La loi de bioéthique de juillet 2011 autorise l’autoconservation d’ovocytes pour raisons médicales lorsque la fertilité d’un patient est menacée par un traitement stérilisant administré dans le cas de certaines maladies graves comme le cancer. Néanmoins, les femmes ne peuvent conserver leurs gamètes au-delà de 43 ans, considéré comme âge limite pour la procréation. Les hommes, eux, bénéficient du droit à l’autoconservation dite « de convenance », c’est-à-dire sans limite d’âge, en raison de leur capacité à procréer beaucoup plus tard. Au-delà de la question de fond sur la légitimité de telles pratiques, la loi telle qu’elle existe actuellement suscite de vives polémiques au sein du corps médical : pourquoi les femmes n’auraient-elles pas le droit de conserver leurs gamètes aussi longtemps que les hommes ? Pourquoi faudrait-il limiter l’accès à l’autoconservation des gamètes aux personnes devenues stériles pour des raisons pathologiques ? Certains estiment en effet que cette pratique, comme d’ailleurs tous les procédés d’assistance médicale à la procréation en général, devraient être élargis aux demandes dites « sociales » et non plus seulement « médicales ». Auquel cas, une personne choisissant volontairement de se faire opérer pour changer de sexe, et choisissant par conséquent d’être rendue stérile, pourrait bénéficier du droit à conserver ses gamètes afin de se laisser la possibilité de concevoir un enfant.
L’évolution du rôle de la médecine
De la médecine qui soigne, on passe progressivement à la médecine qui satisfait les caprices : n’importe qui devrait pouvoir avoir un enfant n’importe quand et avec n’importe qui. D’ailleurs, la « réassignation sexuelle », qui désigne les opérations de changements de sexe, est déjà remboursée par la Sécurité sociale, de même que toutes les pratiques d’assistance médicale à la procréation auxquelles de plus en plus de couples dont la stérilité n’est pas avérée ont recours en dépit de la loi…

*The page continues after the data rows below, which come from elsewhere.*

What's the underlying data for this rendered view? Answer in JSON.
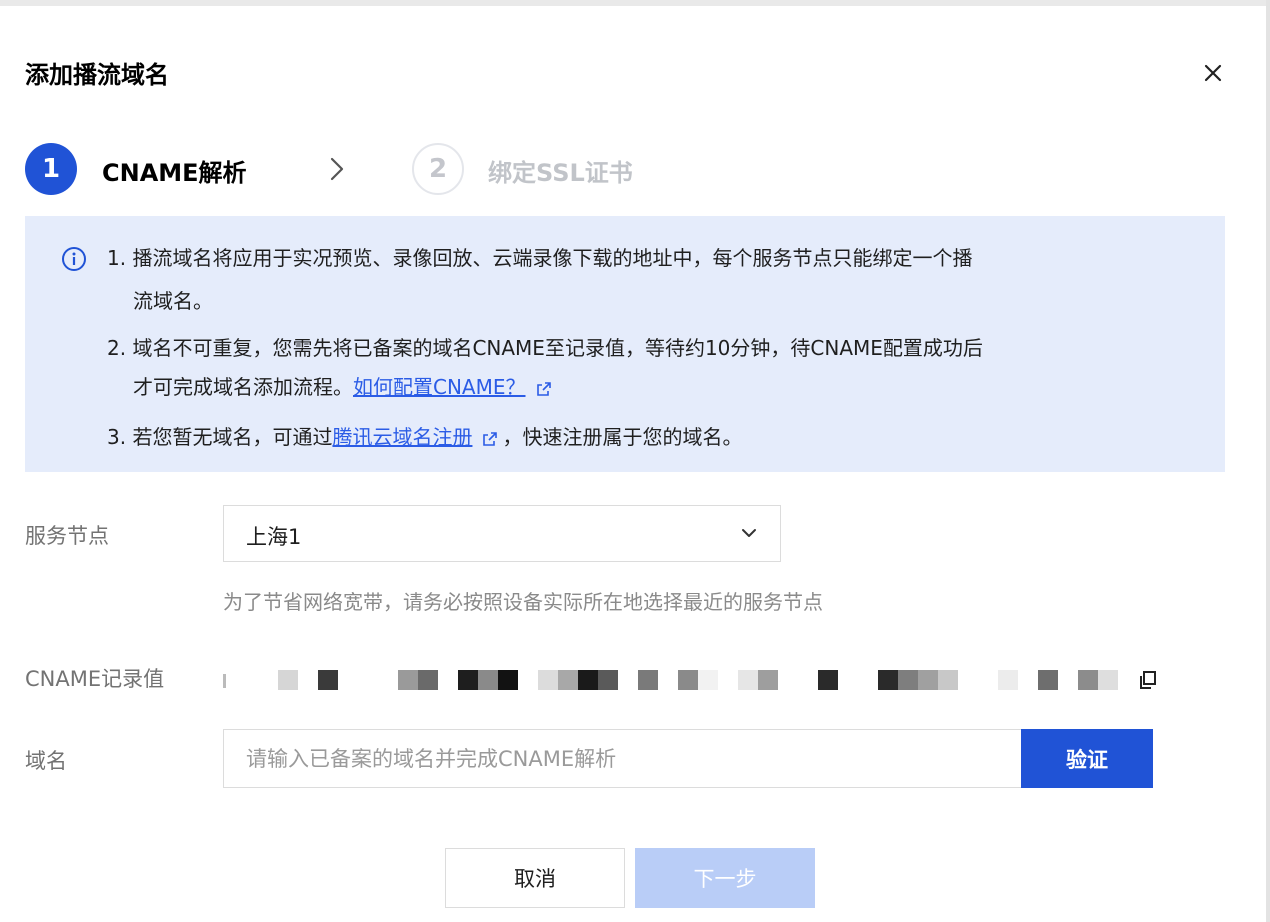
{
  "dialog": {
    "title": "添加播流域名",
    "close_icon": "close-icon"
  },
  "steps": [
    {
      "number": "1",
      "label": "CNAME解析",
      "state": "active"
    },
    {
      "number": "2",
      "label": "绑定SSL证书",
      "state": "inactive"
    }
  ],
  "notice": {
    "icon": "info-icon",
    "line1a": "1. 播流域名将应用于实况预览、录像回放、云端录像下载的地址中，每个服务节点只能绑定一个播",
    "line1b": "流域名。",
    "line2a": "2. 域名不可重复，您需先将已备案的域名CNAME至记录值，等待约10分钟，待CNAME配置成功后",
    "line2b_prefix": "才可完成域名添加流程。",
    "line2b_link": "如何配置CNAME？",
    "line3_prefix": "3. 若您暂无域名，可通过",
    "line3_link": "腾讯云域名注册",
    "line3_suffix": "，快速注册属于您的域名。"
  },
  "form": {
    "service_node": {
      "label": "服务节点",
      "value": "上海1",
      "hint": "为了节省网络宽带，请务必按照设备实际所在地选择最近的服务节点"
    },
    "cname_record": {
      "label": "CNAME记录值",
      "copy_icon": "copy-icon"
    },
    "domain": {
      "label": "域名",
      "placeholder": "请输入已备案的域名并完成CNAME解析",
      "value": "",
      "verify_label": "验证"
    }
  },
  "footer": {
    "cancel_label": "取消",
    "next_label": "下一步"
  },
  "colors": {
    "primary": "#2053d6",
    "notice_bg": "#e5ecfb",
    "link": "#2b5ce6",
    "disabled_button": "#b9cdf7"
  }
}
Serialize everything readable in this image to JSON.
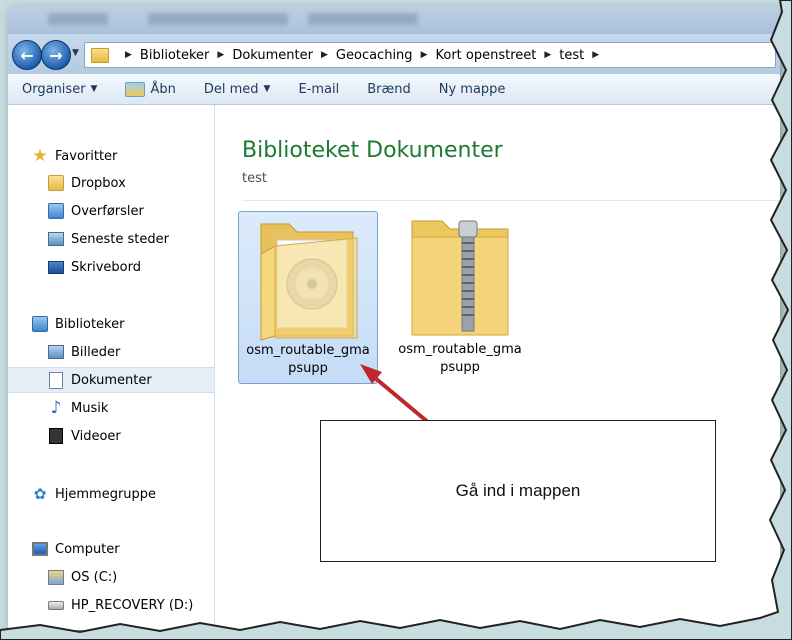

Le médecin doit-il user de son art pour répondre à n’importe quel mal-être ? Et la Sécurité sociale, et par conséquent les contribuables eux-mêmes, sont-ils légitimement solvables pour assurer à un transsexuel la capacité d’enfanter dont il s’est volontairement privé ? C’est à croire que la Sécurité sociale remboursera un jour les teintures de cheveux pour les filles complexées par leur couleur naturelle.
Risque zéro ?
D’aucuns se réjouissent de la première naissance en France en 2011 de deux jumelles décongelées. Le terme est cru mais il est vrai. Deux jumelles conçues in vitro, congelées au tout début du développement embryonnaire, puis décongelées et implantées plus tard dans l’utérus de la mère au moment où celle-ci a estimé qu’elle avait envie d’enfanter. Quel sera l’avenir de ces enfants décongelés ? Pire encore, ce qui pourrait advenir d’enfants de personnes transsexuelles : un homme, qui a conservé ses gamètes, puis devenu femme, qui se fait implanter un embryon décongelé issu des gamètes mâles du père devenue mère et de l’ovule de sa compagne ou, le cas échéant, d’une donneuse anonyme.
Naître de l’amour d’un homme et d’une femme va devenir un luxe. Sur le plan purement politique, la révolution de la procréation qui se dessine sous nos yeux encouragée par le gouvernement relève du manque de prudence le plus total. Car nul n’est en mesure de prédire quelles seront les conséquences psychologiques sur ces enfants délibérément privés du droit à une filiation normale. Le risque zéro, oui, mais pas pour les enfants.